Because Hussein made data such as river flow rates a state secret, many questions will remain unanswered until scientists reach southern Iraq -- in June, if the current schedule holds. The samples they take will help determine which parts of the marshes are likeliest to recover, so that rehabilitation efforts can be triaged.
For instance, Alwash said, some areas now have salt crusts two feet thick, due to rapid evaporation of brackish groundwater. If new flows of freshwater are not pumped through these areas at high enough rates, they will become lifeless salt ponds rather than new marshlands. In addition, some of the marsh areas were burned over, which may have left these soils too alkaline or acidic to be reclaimed.
Another concern is contamination -- from industry, sewage, agriculture, military detritus and even deliberate poisonings by Hussein's government.
Before particular areas are re-flooded, they must be tested for contaminants. If toxins are discovered, those areas can be remedied much more easily when still dry.
The sediment beds hold the key to the marshes' recovery. They likely contain hardy seeds and nutrients that will become building blocks of new marshes. This legacy can be supplemented, if needed, by replanting reeds that have hung on in relatively untouched areas near the Iraq-Iran border.
All told, Crisman said, recreating Iraq's marshes will be an even bigger challenge than restoring Florida's Everglades -- a multi-year federal project that aims to remove 500 miles of diversionary canals and levees. The key difference, Crisman said, is that the Everglades already has both a robust inflow of water and an agreed-upon plan to fix the mess. For now, Iraq has neither.
This problem underscores how the marsh restoration project melds scientific challenges with political ones. Securing an adequate water supply for the project will depend on establishing consensus not only among competing interests in Iraq -- which includes such parties as nearby farmers and oil executives -- but also with officials in Syria and Turkey, whose dams still limit river flows into southern Iraq.
The main constraining factor in this effort is the availability of water," said Hassan Partow, a research officer with the U.N. Environment Program, a Geneva-based arm of the United Nations that has urged restoration of the marshes since 2000. "The country and the region is in the grips of a water crisis, so it is a political question as well as a technical one that will determine the scale of the restoration." The U.N. agency, he said, plans to convene interested parties in Iraq to discuss the issue by the end of May.
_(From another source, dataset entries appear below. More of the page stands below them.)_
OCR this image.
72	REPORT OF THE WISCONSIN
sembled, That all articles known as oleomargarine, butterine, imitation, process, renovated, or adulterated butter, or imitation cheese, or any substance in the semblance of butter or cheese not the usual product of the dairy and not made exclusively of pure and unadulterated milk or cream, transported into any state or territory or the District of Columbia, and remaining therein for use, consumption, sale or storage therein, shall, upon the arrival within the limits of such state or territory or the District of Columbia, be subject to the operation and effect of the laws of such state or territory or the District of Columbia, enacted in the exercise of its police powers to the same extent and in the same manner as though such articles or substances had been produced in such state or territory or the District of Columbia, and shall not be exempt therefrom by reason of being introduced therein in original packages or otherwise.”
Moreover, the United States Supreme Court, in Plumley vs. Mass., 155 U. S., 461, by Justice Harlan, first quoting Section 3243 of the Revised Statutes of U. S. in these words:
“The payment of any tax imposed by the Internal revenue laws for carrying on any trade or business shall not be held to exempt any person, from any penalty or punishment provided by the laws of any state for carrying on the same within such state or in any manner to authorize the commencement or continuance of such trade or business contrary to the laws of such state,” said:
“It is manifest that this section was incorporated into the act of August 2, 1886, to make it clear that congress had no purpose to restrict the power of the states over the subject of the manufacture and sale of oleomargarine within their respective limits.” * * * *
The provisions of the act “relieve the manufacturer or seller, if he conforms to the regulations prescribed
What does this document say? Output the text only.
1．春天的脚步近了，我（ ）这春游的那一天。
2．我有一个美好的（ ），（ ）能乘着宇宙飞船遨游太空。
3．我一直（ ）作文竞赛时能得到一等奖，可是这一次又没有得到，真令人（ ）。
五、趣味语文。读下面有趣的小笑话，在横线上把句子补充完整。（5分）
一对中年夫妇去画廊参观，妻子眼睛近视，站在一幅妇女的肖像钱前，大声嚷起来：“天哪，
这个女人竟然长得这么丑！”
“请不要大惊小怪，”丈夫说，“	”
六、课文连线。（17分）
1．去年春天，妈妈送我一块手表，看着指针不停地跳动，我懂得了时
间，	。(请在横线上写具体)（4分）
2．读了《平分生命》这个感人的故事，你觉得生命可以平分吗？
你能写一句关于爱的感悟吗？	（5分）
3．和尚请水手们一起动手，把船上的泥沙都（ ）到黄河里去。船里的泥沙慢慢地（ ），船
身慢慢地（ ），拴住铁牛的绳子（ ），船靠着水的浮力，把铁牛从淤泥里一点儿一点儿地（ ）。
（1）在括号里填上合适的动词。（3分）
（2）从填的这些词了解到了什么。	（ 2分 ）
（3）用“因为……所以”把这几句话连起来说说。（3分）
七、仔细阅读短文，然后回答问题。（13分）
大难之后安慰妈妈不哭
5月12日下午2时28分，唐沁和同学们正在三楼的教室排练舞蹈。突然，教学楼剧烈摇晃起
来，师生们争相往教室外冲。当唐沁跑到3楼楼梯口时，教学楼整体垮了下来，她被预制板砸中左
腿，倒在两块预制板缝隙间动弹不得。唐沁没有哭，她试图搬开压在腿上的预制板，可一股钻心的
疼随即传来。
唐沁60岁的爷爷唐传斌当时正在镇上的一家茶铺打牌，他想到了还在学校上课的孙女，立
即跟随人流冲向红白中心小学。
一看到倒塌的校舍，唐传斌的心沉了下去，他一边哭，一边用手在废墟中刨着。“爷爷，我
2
If such sticky issues can be solved -- and if contamination problems do not prove insurmountable -- then Crisman believes Iraq's marshes can be on the mend within two years. After five or six years, the reborn marshes could "approximate the look and function of a natural wetland."
Eden Again isn't even venturing a guess of the price tag until scientists on the ground assess the potential scope of the project. Alwash said Iraq's low labor costs should keep costs much lower than equivalent projects in the developed world, and some aspects can probably be accomplished without building a lot of new infrastructure.
The even bigger challenge, most project advisers agree, will be rehabilitating the Marsh Arab culture. Alwash says she expects many refugees and even some westernized Iraqi exiles to return to the marshes, but she adds that the know-how to build reed houses or catch seafood in the marshes can evaporate in less than a generation.
"Never before have I been in a situation where the task involves restoring a culture at the same time as an ecosystem," Crisman said. "The scale of this is potentially mind-boggling."